Invited Talk by Chetan Verma on Automated Web Video Classification
Title of the talk: Automated Web Video Classification
Date &Time:Monday,18 Nov 2013 10:30-11:30
Venue: Room No-123
Personalization applications such as content recommendation, product recommendation and advertisements, and social network related recommendations, can be quite beneficial for both, service providers and the end users. Such applications need to understand user preferences in order to provide customized services. A commonly used approach for understanding user preferences is through classification of the viewed content - such as of images, videos, webpages.
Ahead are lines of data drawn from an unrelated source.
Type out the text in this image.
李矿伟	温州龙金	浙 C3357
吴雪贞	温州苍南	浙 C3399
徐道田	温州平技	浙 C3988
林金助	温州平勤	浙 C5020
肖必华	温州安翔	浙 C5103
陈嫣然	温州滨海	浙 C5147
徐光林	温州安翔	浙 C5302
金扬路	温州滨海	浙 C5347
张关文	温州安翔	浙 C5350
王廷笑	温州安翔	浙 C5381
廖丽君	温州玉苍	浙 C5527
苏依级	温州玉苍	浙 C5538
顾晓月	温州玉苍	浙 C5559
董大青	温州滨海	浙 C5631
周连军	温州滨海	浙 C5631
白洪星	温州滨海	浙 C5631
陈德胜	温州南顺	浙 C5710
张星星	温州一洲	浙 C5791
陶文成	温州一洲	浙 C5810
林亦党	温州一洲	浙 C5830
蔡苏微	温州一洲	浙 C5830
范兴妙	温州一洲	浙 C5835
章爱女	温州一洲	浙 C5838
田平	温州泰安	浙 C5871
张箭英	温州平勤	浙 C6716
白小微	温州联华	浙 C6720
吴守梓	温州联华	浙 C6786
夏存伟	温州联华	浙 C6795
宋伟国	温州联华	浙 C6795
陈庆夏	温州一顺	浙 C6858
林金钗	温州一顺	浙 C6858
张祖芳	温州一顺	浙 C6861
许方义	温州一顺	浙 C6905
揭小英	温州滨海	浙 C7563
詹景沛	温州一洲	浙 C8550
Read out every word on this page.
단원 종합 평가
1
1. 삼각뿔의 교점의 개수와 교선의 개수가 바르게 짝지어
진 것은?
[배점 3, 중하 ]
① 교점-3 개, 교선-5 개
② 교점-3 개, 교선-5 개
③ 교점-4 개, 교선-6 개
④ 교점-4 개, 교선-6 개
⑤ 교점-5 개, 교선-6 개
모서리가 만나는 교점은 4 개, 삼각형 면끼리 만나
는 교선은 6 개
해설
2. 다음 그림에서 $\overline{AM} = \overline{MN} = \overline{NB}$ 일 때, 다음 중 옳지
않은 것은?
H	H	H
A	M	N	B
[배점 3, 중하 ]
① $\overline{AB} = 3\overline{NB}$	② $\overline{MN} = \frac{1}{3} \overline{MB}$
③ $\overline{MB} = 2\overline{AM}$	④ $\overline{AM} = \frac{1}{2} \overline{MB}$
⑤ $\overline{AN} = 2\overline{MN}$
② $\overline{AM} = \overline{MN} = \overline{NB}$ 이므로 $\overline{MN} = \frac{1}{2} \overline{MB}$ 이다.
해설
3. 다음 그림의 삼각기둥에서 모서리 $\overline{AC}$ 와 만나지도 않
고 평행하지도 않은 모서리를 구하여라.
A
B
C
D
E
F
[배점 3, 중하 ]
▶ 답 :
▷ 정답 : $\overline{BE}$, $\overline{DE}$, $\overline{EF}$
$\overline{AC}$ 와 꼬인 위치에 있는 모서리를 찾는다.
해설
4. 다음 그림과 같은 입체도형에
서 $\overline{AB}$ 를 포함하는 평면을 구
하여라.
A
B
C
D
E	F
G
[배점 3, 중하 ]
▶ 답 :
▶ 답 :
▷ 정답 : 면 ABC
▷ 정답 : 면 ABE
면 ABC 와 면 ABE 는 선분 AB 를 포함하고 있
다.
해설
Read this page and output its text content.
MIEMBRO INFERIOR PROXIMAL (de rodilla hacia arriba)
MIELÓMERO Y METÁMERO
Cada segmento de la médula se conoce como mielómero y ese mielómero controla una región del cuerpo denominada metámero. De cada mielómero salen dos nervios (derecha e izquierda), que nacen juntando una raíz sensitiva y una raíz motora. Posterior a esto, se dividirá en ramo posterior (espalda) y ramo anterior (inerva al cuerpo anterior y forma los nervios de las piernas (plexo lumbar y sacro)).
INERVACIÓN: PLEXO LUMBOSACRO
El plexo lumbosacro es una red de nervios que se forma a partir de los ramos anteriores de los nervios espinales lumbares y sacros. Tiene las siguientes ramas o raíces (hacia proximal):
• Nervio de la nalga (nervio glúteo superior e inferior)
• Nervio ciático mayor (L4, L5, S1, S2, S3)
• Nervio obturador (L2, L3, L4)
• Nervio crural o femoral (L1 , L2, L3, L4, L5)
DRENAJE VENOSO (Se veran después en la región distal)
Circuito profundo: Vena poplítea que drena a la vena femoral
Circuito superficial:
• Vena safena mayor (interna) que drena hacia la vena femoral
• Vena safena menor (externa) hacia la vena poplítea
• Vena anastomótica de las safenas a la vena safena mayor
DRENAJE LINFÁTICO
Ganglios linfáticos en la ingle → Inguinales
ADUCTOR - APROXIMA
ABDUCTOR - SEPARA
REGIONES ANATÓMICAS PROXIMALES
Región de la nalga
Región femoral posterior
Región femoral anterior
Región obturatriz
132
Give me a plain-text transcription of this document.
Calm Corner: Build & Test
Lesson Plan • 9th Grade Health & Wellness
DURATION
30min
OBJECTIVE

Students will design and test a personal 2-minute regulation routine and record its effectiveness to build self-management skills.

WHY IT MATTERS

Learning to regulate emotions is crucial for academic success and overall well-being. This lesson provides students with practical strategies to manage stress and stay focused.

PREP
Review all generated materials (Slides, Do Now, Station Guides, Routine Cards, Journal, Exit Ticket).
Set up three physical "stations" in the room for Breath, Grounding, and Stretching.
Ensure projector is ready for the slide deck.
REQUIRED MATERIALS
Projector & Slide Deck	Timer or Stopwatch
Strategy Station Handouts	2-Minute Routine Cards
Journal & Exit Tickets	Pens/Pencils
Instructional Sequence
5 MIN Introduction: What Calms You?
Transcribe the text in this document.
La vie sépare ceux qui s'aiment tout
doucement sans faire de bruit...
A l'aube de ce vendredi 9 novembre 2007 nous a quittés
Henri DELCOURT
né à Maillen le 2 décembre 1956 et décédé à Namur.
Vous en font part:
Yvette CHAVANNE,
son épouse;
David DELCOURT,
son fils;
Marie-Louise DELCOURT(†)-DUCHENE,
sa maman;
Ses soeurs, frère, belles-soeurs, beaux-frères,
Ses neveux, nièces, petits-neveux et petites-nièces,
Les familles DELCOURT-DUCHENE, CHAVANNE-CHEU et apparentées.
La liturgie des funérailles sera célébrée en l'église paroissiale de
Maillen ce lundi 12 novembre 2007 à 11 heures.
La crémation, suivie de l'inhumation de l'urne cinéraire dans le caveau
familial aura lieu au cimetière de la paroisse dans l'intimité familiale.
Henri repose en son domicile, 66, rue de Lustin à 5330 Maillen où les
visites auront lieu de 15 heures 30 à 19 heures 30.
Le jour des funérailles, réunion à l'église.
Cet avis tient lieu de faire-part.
Since the categories of interest for various applications are different, labeled training data to train classification models for appropriate set of categories is usually unavailable. In this talk, we will focus on the problem of text-based multi-class single-label classification of web video webpages (such as YouTube). We study the feasibility and effectiveness of a fully automated framework to obtain training videos to enable classification of web videos to any arbitrary set of categories, as desired by the personalization application. We investigate the desired properties in training data that leads to high performance of the trained classification models. We then develop an approach to identify and score keywords based on their suitability to retrieve training videos with the desired properties, for the specified set of categories. YouTube based experimental results are discussed.
Chetan is a PhD student at University of California San Diego (UCSD). His broad areas of focus are data mining, machine learning, text mining. Prior to joining UCSD, he worked with Qualcomm, before which he did his bachelors from IIT Madras. He has worked with Samsung Labs, and is currently working in collaboration with Yahoo Labs.